The soldiers let the writer and the bookbinder pass. Mo looked back at Meggie once more before he disappeared through the great gateway with its pointed iron portcullis. Ever since the Milksop had come to the castle, it was lowered as soon as darkness fell, or whenever an alarm bell rang inside the building. Meggie had heard the sound once, and she instinctively expected to hear it again as Mo disappeared inside those mighty walls: the ringing of bells, the rattle of chains as the portcullis dropped, the sound of the iron spikes meeting the ground. . . .

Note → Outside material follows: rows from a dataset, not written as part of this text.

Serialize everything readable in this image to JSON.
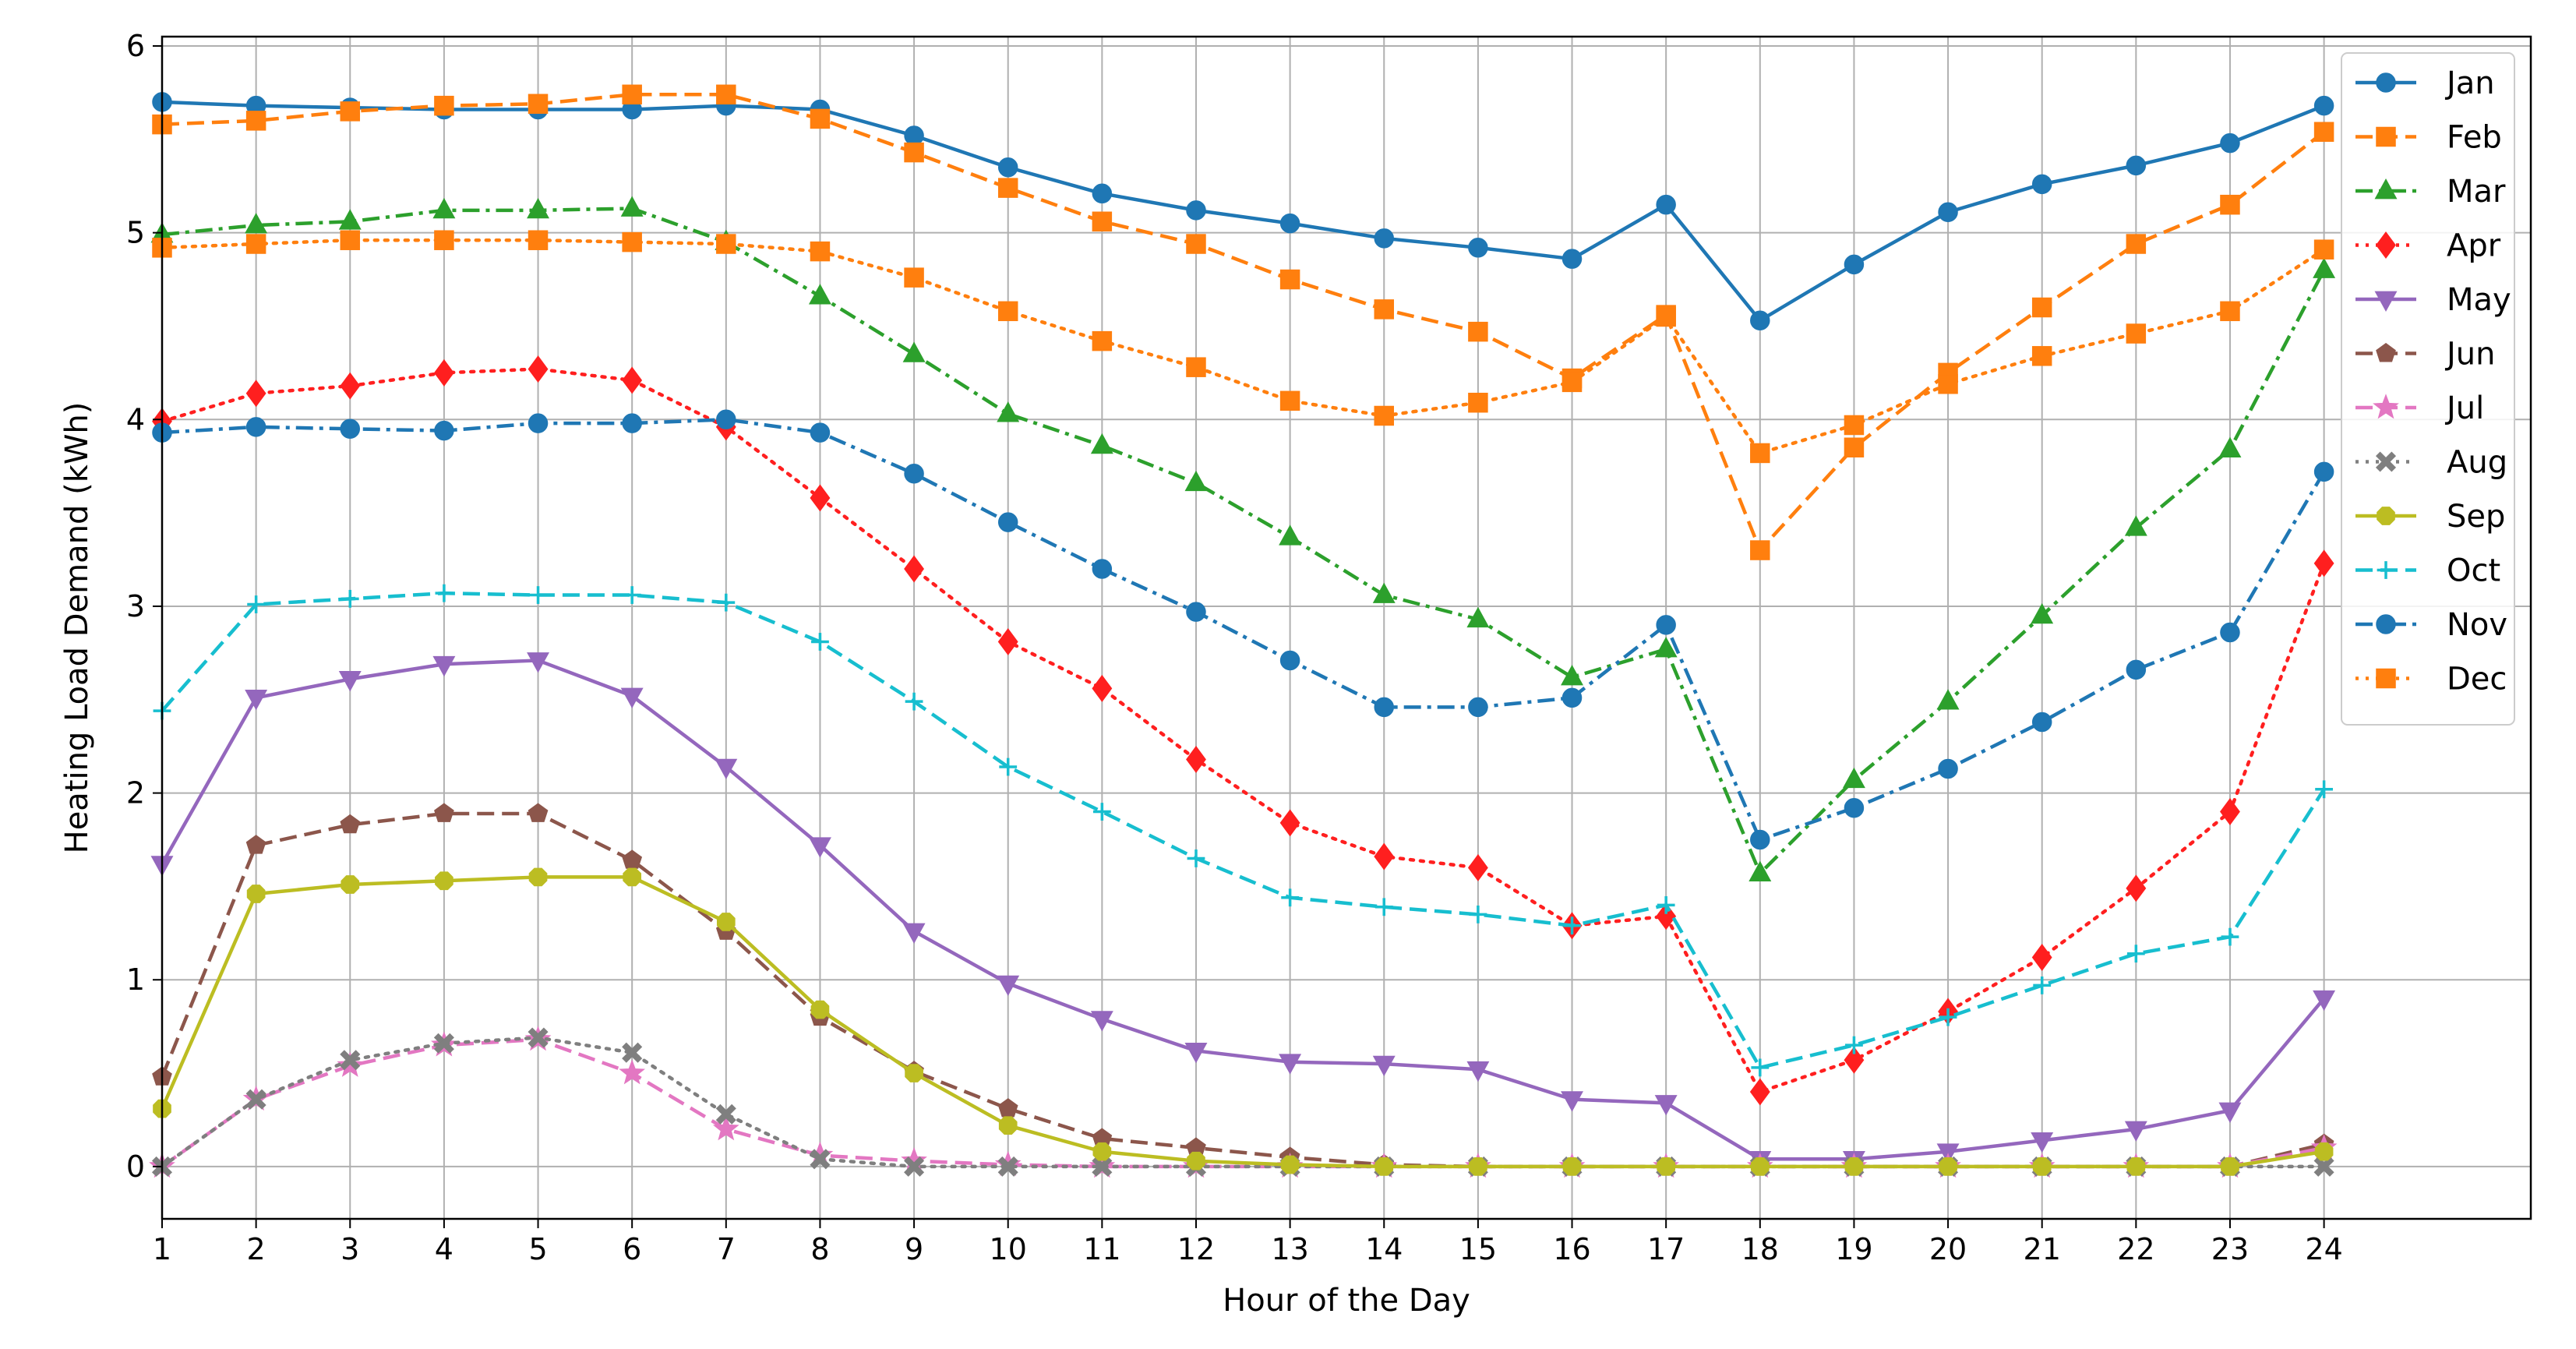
{
  "chart_data": {
    "type": "line",
    "title": "",
    "xlabel": "Hour of the Day",
    "ylabel": "Heating Load Demand (kWh)",
    "x": [
      1,
      2,
      3,
      4,
      5,
      6,
      7,
      8,
      9,
      10,
      11,
      12,
      13,
      14,
      15,
      16,
      17,
      18,
      19,
      20,
      21,
      22,
      23,
      24
    ],
    "xlim": [
      1,
      26.2
    ],
    "ylim": [
      -0.28,
      6.05
    ],
    "xticks": [
      "1",
      "2",
      "3",
      "4",
      "5",
      "6",
      "7",
      "8",
      "9",
      "10",
      "11",
      "12",
      "13",
      "14",
      "15",
      "16",
      "17",
      "18",
      "19",
      "20",
      "21",
      "22",
      "23",
      "24"
    ],
    "yticks": [
      "0",
      "1",
      "2",
      "3",
      "4",
      "5",
      "6"
    ],
    "grid": true,
    "legend_position": "top-right",
    "series": [
      {
        "name": "Jan",
        "color": "#1f77b4",
        "dash": "solid",
        "marker": "circle",
        "values": [
          5.7,
          5.68,
          5.67,
          5.66,
          5.66,
          5.66,
          5.68,
          5.66,
          5.52,
          5.35,
          5.21,
          5.12,
          5.05,
          4.97,
          4.92,
          4.86,
          5.15,
          4.53,
          4.83,
          5.11,
          5.26,
          5.36,
          5.48,
          5.68
        ]
      },
      {
        "name": "Feb",
        "color": "#ff7f0e",
        "dash": "dashed",
        "marker": "square",
        "values": [
          5.58,
          5.6,
          5.65,
          5.68,
          5.69,
          5.74,
          5.74,
          5.61,
          5.43,
          5.24,
          5.06,
          4.94,
          4.75,
          4.59,
          4.47,
          4.22,
          4.56,
          3.3,
          3.85,
          4.25,
          4.6,
          4.94,
          5.15,
          5.54
        ]
      },
      {
        "name": "Mar",
        "color": "#2ca02c",
        "dash": "dashdot",
        "marker": "triangle-up",
        "values": [
          4.99,
          5.04,
          5.06,
          5.12,
          5.12,
          5.13,
          4.95,
          4.66,
          4.35,
          4.03,
          3.86,
          3.66,
          3.37,
          3.06,
          2.93,
          2.62,
          2.77,
          1.57,
          2.07,
          2.49,
          2.95,
          3.42,
          3.84,
          4.8
        ]
      },
      {
        "name": "Apr",
        "color": "#ff1f1f",
        "dash": "dotted",
        "marker": "diamond",
        "values": [
          3.99,
          4.14,
          4.18,
          4.25,
          4.27,
          4.21,
          3.96,
          3.58,
          3.2,
          2.81,
          2.56,
          2.18,
          1.84,
          1.66,
          1.6,
          1.29,
          1.34,
          0.4,
          0.57,
          0.83,
          1.12,
          1.49,
          1.9,
          3.23
        ]
      },
      {
        "name": "May",
        "color": "#9467bd",
        "dash": "solid",
        "marker": "triangle-down",
        "values": [
          1.62,
          2.51,
          2.61,
          2.69,
          2.71,
          2.52,
          2.14,
          1.72,
          1.26,
          0.98,
          0.79,
          0.62,
          0.56,
          0.55,
          0.52,
          0.36,
          0.34,
          0.04,
          0.04,
          0.08,
          0.14,
          0.2,
          0.3,
          0.9
        ]
      },
      {
        "name": "Jun",
        "color": "#8c564b",
        "dash": "dashed",
        "marker": "pentagon",
        "values": [
          0.48,
          1.72,
          1.83,
          1.89,
          1.89,
          1.64,
          1.26,
          0.8,
          0.51,
          0.31,
          0.15,
          0.1,
          0.05,
          0.01,
          0.0,
          0.0,
          0.0,
          0.0,
          0.0,
          0.0,
          0.0,
          0.0,
          0.0,
          0.12
        ]
      },
      {
        "name": "Jul",
        "color": "#e377c2",
        "dash": "dashed",
        "marker": "star",
        "values": [
          0.0,
          0.36,
          0.54,
          0.65,
          0.68,
          0.5,
          0.2,
          0.06,
          0.03,
          0.01,
          0.0,
          0.0,
          0.0,
          0.0,
          0.0,
          0.0,
          0.0,
          0.0,
          0.0,
          0.0,
          0.0,
          0.0,
          0.0,
          0.1
        ]
      },
      {
        "name": "Aug",
        "color": "#7f7f7f",
        "dash": "dotted",
        "marker": "x",
        "values": [
          0.0,
          0.36,
          0.57,
          0.66,
          0.69,
          0.61,
          0.28,
          0.04,
          0.0,
          0.0,
          0.0,
          0.0,
          0.0,
          0.0,
          0.0,
          0.0,
          0.0,
          0.0,
          0.0,
          0.0,
          0.0,
          0.0,
          0.0,
          0.0
        ]
      },
      {
        "name": "Sep",
        "color": "#bcbd22",
        "dash": "solid",
        "marker": "octagon",
        "values": [
          0.31,
          1.46,
          1.51,
          1.53,
          1.55,
          1.55,
          1.31,
          0.84,
          0.5,
          0.22,
          0.08,
          0.03,
          0.01,
          0.0,
          0.0,
          0.0,
          0.0,
          0.0,
          0.0,
          0.0,
          0.0,
          0.0,
          0.0,
          0.08
        ]
      },
      {
        "name": "Oct",
        "color": "#17becf",
        "dash": "dashed",
        "marker": "plus",
        "values": [
          2.44,
          3.01,
          3.04,
          3.07,
          3.06,
          3.06,
          3.02,
          2.81,
          2.49,
          2.14,
          1.9,
          1.65,
          1.44,
          1.39,
          1.35,
          1.29,
          1.4,
          0.53,
          0.65,
          0.8,
          0.97,
          1.14,
          1.23,
          2.02
        ]
      },
      {
        "name": "Nov",
        "color": "#1f77b4",
        "dash": "dashdot",
        "marker": "circle",
        "values": [
          3.93,
          3.96,
          3.95,
          3.94,
          3.98,
          3.98,
          4.0,
          3.93,
          3.71,
          3.45,
          3.2,
          2.97,
          2.71,
          2.46,
          2.46,
          2.51,
          2.9,
          1.75,
          1.92,
          2.13,
          2.38,
          2.66,
          2.86,
          3.72
        ]
      },
      {
        "name": "Dec",
        "color": "#ff7f0e",
        "dash": "dotted",
        "marker": "square",
        "values": [
          4.92,
          4.94,
          4.96,
          4.96,
          4.96,
          4.95,
          4.94,
          4.9,
          4.76,
          4.58,
          4.42,
          4.28,
          4.1,
          4.02,
          4.09,
          4.2,
          4.55,
          3.82,
          3.97,
          4.19,
          4.34,
          4.46,
          4.58,
          4.91
        ]
      }
    ]
  }
}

"Meggie?" Farid put one hand under her chin and turned her face to his. "You must believe me — I’d have come to see you ages ago, but Orpheus makes me work hard all day, and at night I steal out to Roxane’s farm. I know she goes to the place where she’s hidden Dustfinger almost every night! But she always catches me before I can follow her. Her stupid goose lets me bribe it with raisin bread, but if the linchetto in her stable doesn’t bite me, then Gwin gives me away. Roxane even lets him into the house now, though she always used to throw stones at him before!"
What was he going on about? She didn’t want to talk about Dustfinger or Gwin. If you really missed me, she kept thinking, then why didn’t you come to see me at least once instead of going to Roxane’s? Just once. There was only one answer: because he hadn’t been missing her half as much as she’d missed him. He loved Dustfinger more than her. He would always love Dustfinger, even now, when he was dead. All the same, she let him kiss her, only a few paces from where the boy was still in the pillory with fire-elves on his skin. Don’t tell me you can get used to such sights.
Meggie didn’t see Sootbird until he had reached the guards.